= Total base number =

Measurement in chemistry

Base number (BN) is a measurement of basicity that is expressed in terms of the number of milligrams of potassium hydroxide per gram of oil sample (mg KOH/g). BN is an important measurement in petroleum products, and the value varies depending on its application. BN generally ranges from 6–8 mg KOH/g in modern lubricants, 7–10 mg KOH/g for general internal combustion engine use and 10–15 mg KOH/g for diesel engine operations. BN is typically higher for marine grade lubricants, approximately 15-80 mg KOH/g, as the higher BN values are designed to increase the operating period under harsh operating conditions, before the lubricant requires replacement.

==Oil additives==

An oil formulation consists of the base or stock oil and oil additives. Most oil formulations contain basic additives and detergents, designed to react with and neutralise acids, preventing damage to engine parts, including corrosion of metal surfaces.

==Potentiometric determination==
Although IP Standard test methods exist, the more common methods for BN are ASTM standardised, such as the potentiometric titration for fresh oils (Test method BN ASTM D2896). A sample is typically dissolved in a pre-mixed solvent of chlorobenzene and acetic acid and titrated with standardised perchloric acid in glacial acetic acid for fresh oil samples. The end point is detected using a glass electrode which is immersed in an aqueous solution containing the sample, and connected to a voltmeter/potentiometer. This causes an ion exchange in the outer solvated layer at the glass membrane, so a change in potential is generated which can be measured by the electrode. When the end point of the chemical reaction is reached, which is shown by an inflection point on the titration curve using a specified detection system, the amount of titrant required is used to generate a result which is reported in milligrams of potassium hydroxide equivalent per gram of sample (mg of KOH/g). Potentiometric titration for used oils (Test method BN ASTM D4739): a sample is dissolved in a solvent mixture of Toluene/ Propan-2-ol /Chloroform with 0.5% deionised water and then titrated with standardised alcoholic hydrochloric acid. The detection system is equivalent to the fresh oil method. The used oil method uses a less polar solvent and weaker titrant, which will not dissolve the wear metals produced during operation, hence it is more suitable to analyse used oils.
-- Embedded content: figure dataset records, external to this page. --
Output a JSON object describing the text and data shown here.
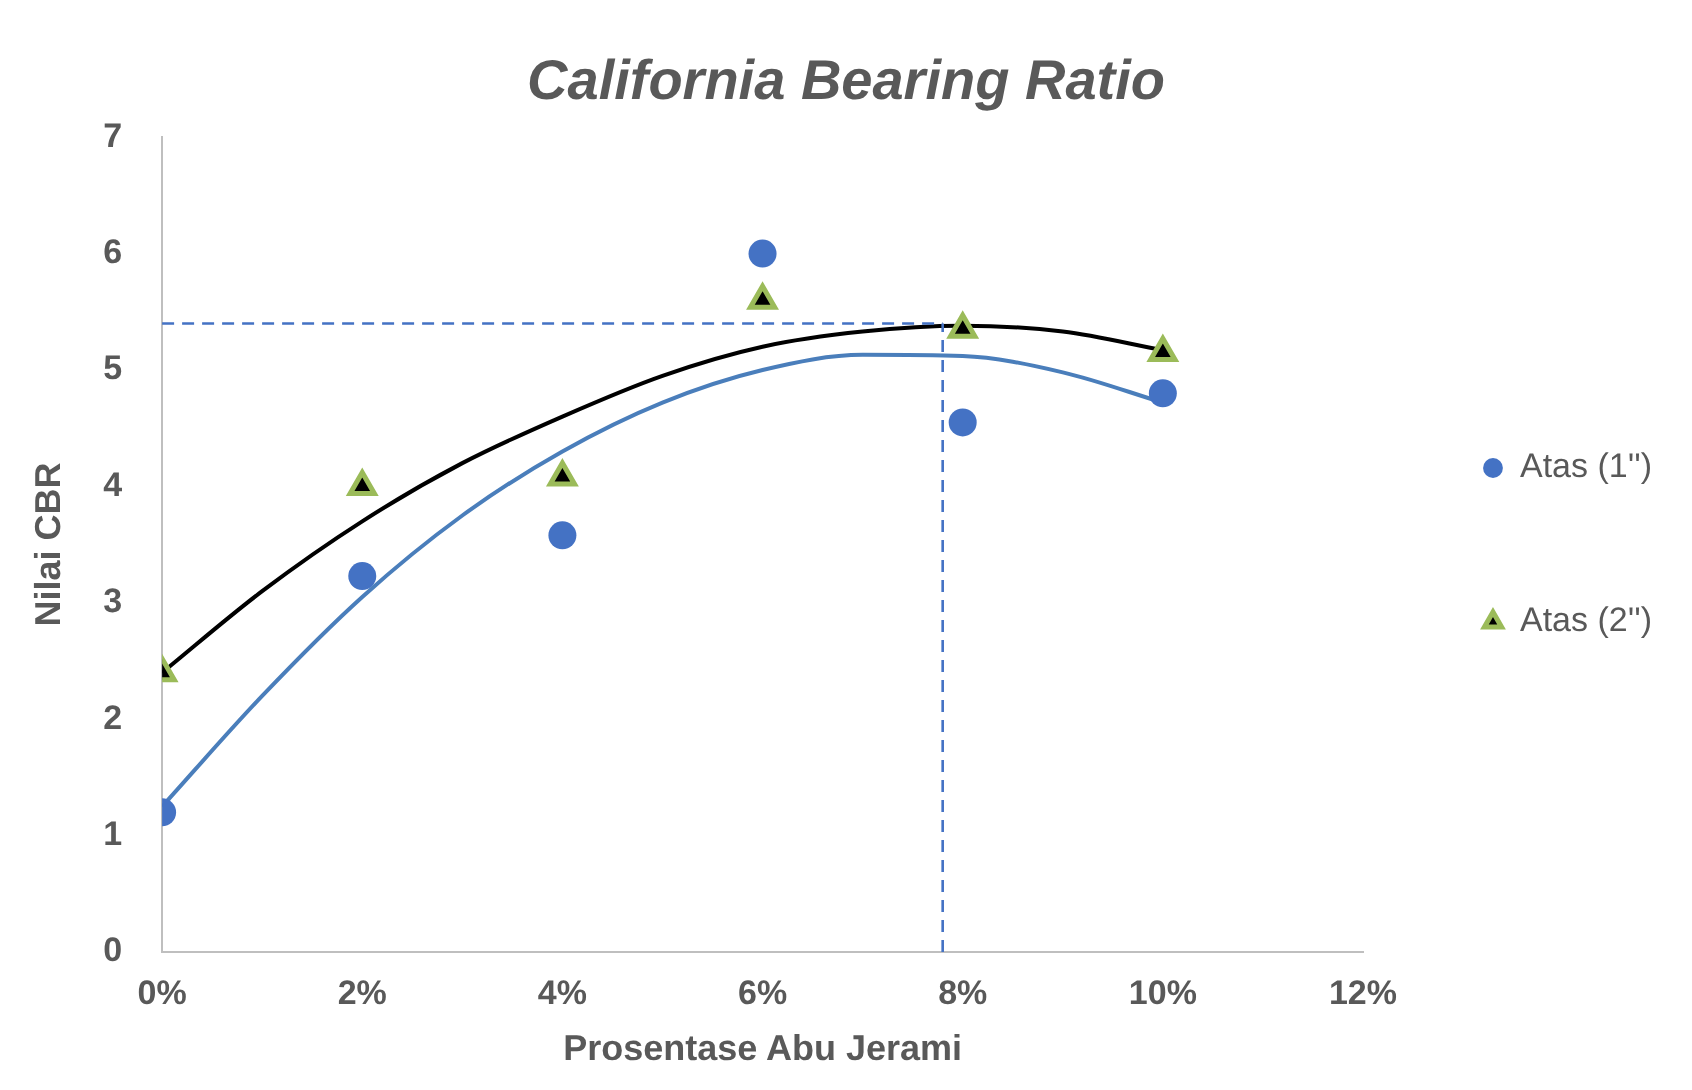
{
  "chart_data": {
    "type": "scatter",
    "title": "California Bearing Ratio",
    "xlabel": "Prosentase Abu Jerami",
    "ylabel": "Nilai CBR",
    "xlim": [
      0,
      12
    ],
    "xticks": [
      {
        "value": 0,
        "label": "0%"
      },
      {
        "value": 2,
        "label": "2%"
      },
      {
        "value": 4,
        "label": "4%"
      },
      {
        "value": 6,
        "label": "6%"
      },
      {
        "value": 8,
        "label": "8%"
      },
      {
        "value": 10,
        "label": "10%"
      },
      {
        "value": 12,
        "label": "12%"
      }
    ],
    "ylim": [
      0,
      7
    ],
    "yticks": [
      0,
      1,
      2,
      3,
      4,
      5,
      6,
      7
    ],
    "grid": false,
    "legend": "right",
    "series": [
      {
        "name": "Atas (1'')",
        "marker": "circle",
        "color": "#4472c4",
        "x": [
          0,
          2,
          4,
          6,
          8,
          10
        ],
        "values": [
          1.2,
          3.23,
          3.58,
          6.0,
          4.55,
          4.8
        ]
      },
      {
        "name": "Atas (2'')",
        "marker": "triangle",
        "color": "#9bbb59",
        "x": [
          0,
          2,
          4,
          6,
          8,
          10
        ],
        "values": [
          2.4,
          4.0,
          4.08,
          5.6,
          5.35,
          5.15
        ]
      },
      {
        "type": "line",
        "marker": "none",
        "color": "#4a7ebb",
        "x": [
          0,
          1,
          2,
          3,
          4,
          5,
          6,
          7,
          8,
          9,
          10
        ],
        "values": [
          1.25,
          2.2,
          3.05,
          3.75,
          4.3,
          4.72,
          5.0,
          5.13,
          5.12,
          4.98,
          4.72
        ]
      },
      {
        "type": "line",
        "marker": "none",
        "color": "#000000",
        "x": [
          0,
          1,
          2,
          3,
          4,
          5,
          6,
          7,
          8,
          9,
          10
        ],
        "values": [
          2.4,
          3.1,
          3.7,
          4.2,
          4.6,
          4.95,
          5.2,
          5.33,
          5.38,
          5.33,
          5.17
        ]
      }
    ],
    "ref_lines": [
      {
        "axis": "y",
        "value": 5.4,
        "color": "#4472c4",
        "line_style": "dashed"
      },
      {
        "axis": "x",
        "value": 7.8,
        "color": "#4472c4",
        "line_style": "dashed"
      }
    ]
  }
}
==Photometric determination==
A colour-indicator titration, for example using test method ASTM D974, can be carried out to indicate relative changes that occur in an oil sample during its use under oxidising conditions. A sample is dissolved in a solvent mixture of Toluene/ Propan-2-ol with 0.5% deionised water. A methyl orange indicator is added and the solution is titrated using alcoholic potassium hydroxide. The end point is indicated by a colour change from orange to green.
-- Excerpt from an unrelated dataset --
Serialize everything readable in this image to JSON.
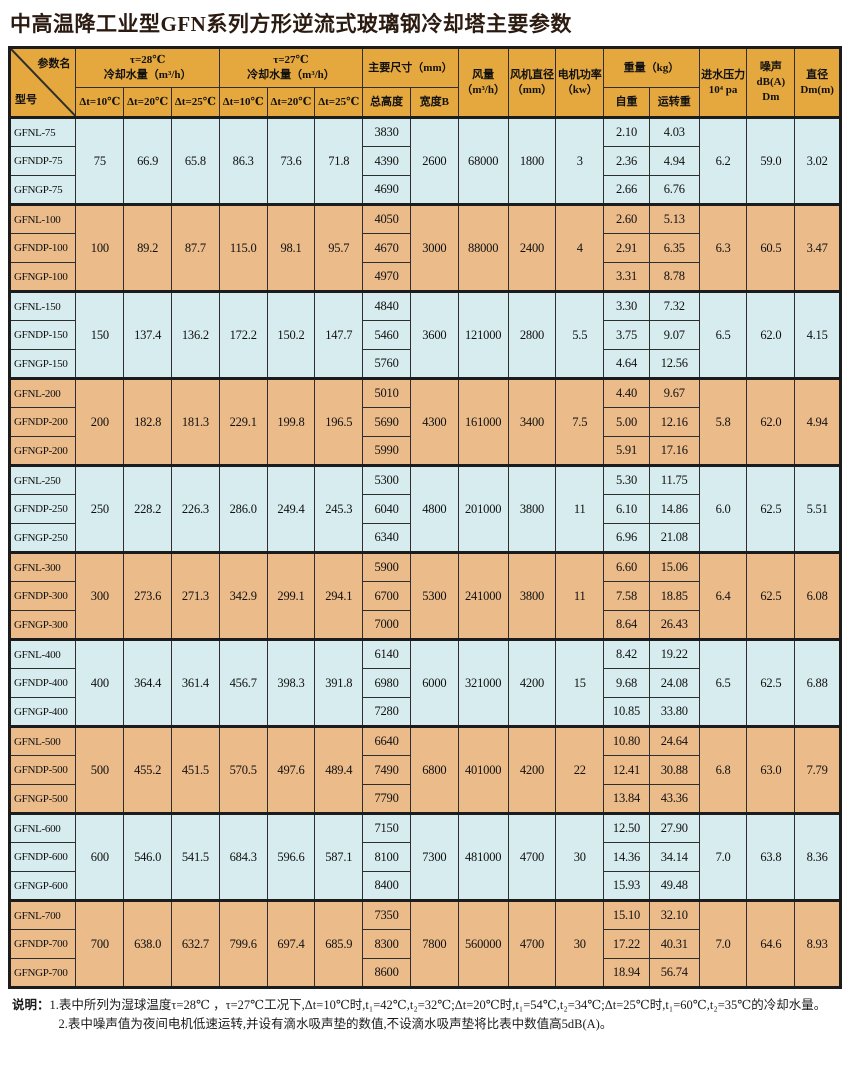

==Thermometric determination==
In thermometric titrations, a constant addition rate of titrant equates to a constant amount of heat being given out or consumed, and hence a more or less constant temperature change up to the endpoint. In a titration, the titrant reacts with the analyte in the sample either exothermically or endothermically. The thermoprobe measures the temperature of the titrating solution. When all of the analyte in the sample has reacted with the titrant, the temperature of the solution will change, and the endpoint of the titration is revealed by an inflection in the temperature curve.

An appropriate aliquot of the sample is pipetted directly into the titration vessel, and isobutyl vinyl ether and toluene solvent are added. The solution is then titrated with trifluoro methane sulfonic acid (TFMSA) to a single thermometric endpoint.

==Conductometric determination==
A conductometric titration method can also be used for the determination of the base number of petroleum products. A conductivity sensor is used to measure the conductivity of the analyte which allows the endpoint to be detected. It is suitable for both new and used products having base numbers from 1 mg to 40 mg KOH/g. A sample is dissolved in a solvent mixture of Toluene/ Propan-2-ol with 0.5% deionised water. A conductivity cell is placed in the titration vessel. The sample solution is titrated with alcoholic hydrochloric acid.

==Spectroscopic determination==
Mid-FTIR spectroscopy can be used to rapidly and quantitatively determine the BN of hydrocarbon lubricating oils by spectroscopically measuring the carboxylate (COO-) functional group of the salt produced when trifluoroacetic acid (TFA) reacts with basic constituents present in an oil sample.